How do I permanently give myself Admin privileges in Win7?

Sometimes i’ll have to install a program and I have to select ‘open as administrator’. Thats fine, but right now I have a game that is trying get an update but it returns a message that I have to have admin privledges to download the patch. It doesnt give me any options to open as admin. Its a message from the game, not Windows.

It’s my computer, i’m the only user. How do I log on as admin?

Here’s a start.

The Windows 7 security model is “don’t trust the user”, so even administrators aren’t really administrators unless you specifically request that power for a specific program. This is a feature of User Account Control, or UAC.

It’s probably easiest to turn off UAC temporarily. Note that this is a security risk, but not much more so than granting a random game administrative privileges. Just turn it back on afterward if you’d like.

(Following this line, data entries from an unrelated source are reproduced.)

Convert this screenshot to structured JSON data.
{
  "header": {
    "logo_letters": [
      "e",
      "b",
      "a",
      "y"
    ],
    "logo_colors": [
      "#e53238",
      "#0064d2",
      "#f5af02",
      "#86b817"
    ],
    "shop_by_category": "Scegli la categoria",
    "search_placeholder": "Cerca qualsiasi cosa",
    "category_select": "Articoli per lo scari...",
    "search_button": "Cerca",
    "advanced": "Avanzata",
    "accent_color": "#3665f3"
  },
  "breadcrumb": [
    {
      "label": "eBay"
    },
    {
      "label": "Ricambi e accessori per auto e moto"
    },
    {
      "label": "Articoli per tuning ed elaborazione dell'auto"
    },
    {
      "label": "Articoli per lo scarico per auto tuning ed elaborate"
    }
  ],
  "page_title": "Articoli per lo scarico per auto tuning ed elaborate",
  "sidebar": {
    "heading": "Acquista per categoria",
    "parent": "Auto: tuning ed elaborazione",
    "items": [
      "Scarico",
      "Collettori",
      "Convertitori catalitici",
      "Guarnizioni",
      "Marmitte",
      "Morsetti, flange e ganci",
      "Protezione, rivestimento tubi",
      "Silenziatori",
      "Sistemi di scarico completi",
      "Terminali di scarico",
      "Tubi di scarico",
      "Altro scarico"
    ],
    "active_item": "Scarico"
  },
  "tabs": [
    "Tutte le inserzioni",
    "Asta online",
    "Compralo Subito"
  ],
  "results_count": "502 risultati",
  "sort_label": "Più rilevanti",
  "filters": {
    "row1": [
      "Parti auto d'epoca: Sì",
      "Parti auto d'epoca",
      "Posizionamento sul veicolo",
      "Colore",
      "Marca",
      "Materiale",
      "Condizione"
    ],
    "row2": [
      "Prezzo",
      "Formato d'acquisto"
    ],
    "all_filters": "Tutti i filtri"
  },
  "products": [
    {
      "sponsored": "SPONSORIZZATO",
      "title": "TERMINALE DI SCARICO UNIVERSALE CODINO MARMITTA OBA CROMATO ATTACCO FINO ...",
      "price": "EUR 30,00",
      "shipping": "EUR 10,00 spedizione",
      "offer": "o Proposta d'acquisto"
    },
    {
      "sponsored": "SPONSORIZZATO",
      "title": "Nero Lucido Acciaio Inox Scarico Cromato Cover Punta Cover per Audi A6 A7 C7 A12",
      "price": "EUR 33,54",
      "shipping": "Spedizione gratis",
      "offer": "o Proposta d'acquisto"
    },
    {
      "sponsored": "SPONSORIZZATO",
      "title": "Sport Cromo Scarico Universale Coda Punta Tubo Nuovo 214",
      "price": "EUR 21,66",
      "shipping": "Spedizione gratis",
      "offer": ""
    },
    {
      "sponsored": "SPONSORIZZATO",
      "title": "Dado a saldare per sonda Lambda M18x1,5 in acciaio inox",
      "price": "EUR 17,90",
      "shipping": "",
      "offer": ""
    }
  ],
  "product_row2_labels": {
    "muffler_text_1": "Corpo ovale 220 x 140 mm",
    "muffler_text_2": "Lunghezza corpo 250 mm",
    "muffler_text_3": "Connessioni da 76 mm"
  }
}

Otherwise, you can track down the game’s update manager in the task manager, close it, and re-open it as an administrator. Much more annoying that way.

ETA: Running as the built-in Admin user may or may not work, depending on how multi-user-friendly the game is. Even if you update it on the admin account, you want to switch back to your regular user account to keep playing or you might lose your settings and saved games.

That worked. Thanks.

Yep. If you turn it back on, you’ll be safer. If you leave it off, you’ll be saner. Decisions, decisions…

In cases like that, it sometimes helps to start the program in admin mode - normally that’s just right-click, “Run as administrator”

I think that’s what the OP already tried to do in the first post.

But sometimes game updaters run in the background, or under a different executable name, so it’s not necessarily easy to find the right executable to give admin powers TO.

Oftentimes what would happen is a game launcher would download a self-executing patcher and try to run it. But if Windows doesn’t correctly give the patcher admin rights (even if the user gave it to the launcher), the patcher would be unable to do its job.

Go to the control panel > User Accounts > change account type.

Seemed ambiguous - long experience tells me it’s best not to assume the customer has done the basic stuff.

If you can find the program/updater executable file, right-click on it and in the Properties you can set it to Run as Administrator.

That’s what I thought - it seemed clear the OP knows about running as Administrator, but I didn’t notice anything to suggest that he/she has tried running the parent process as Admin (if indeed that’s practical).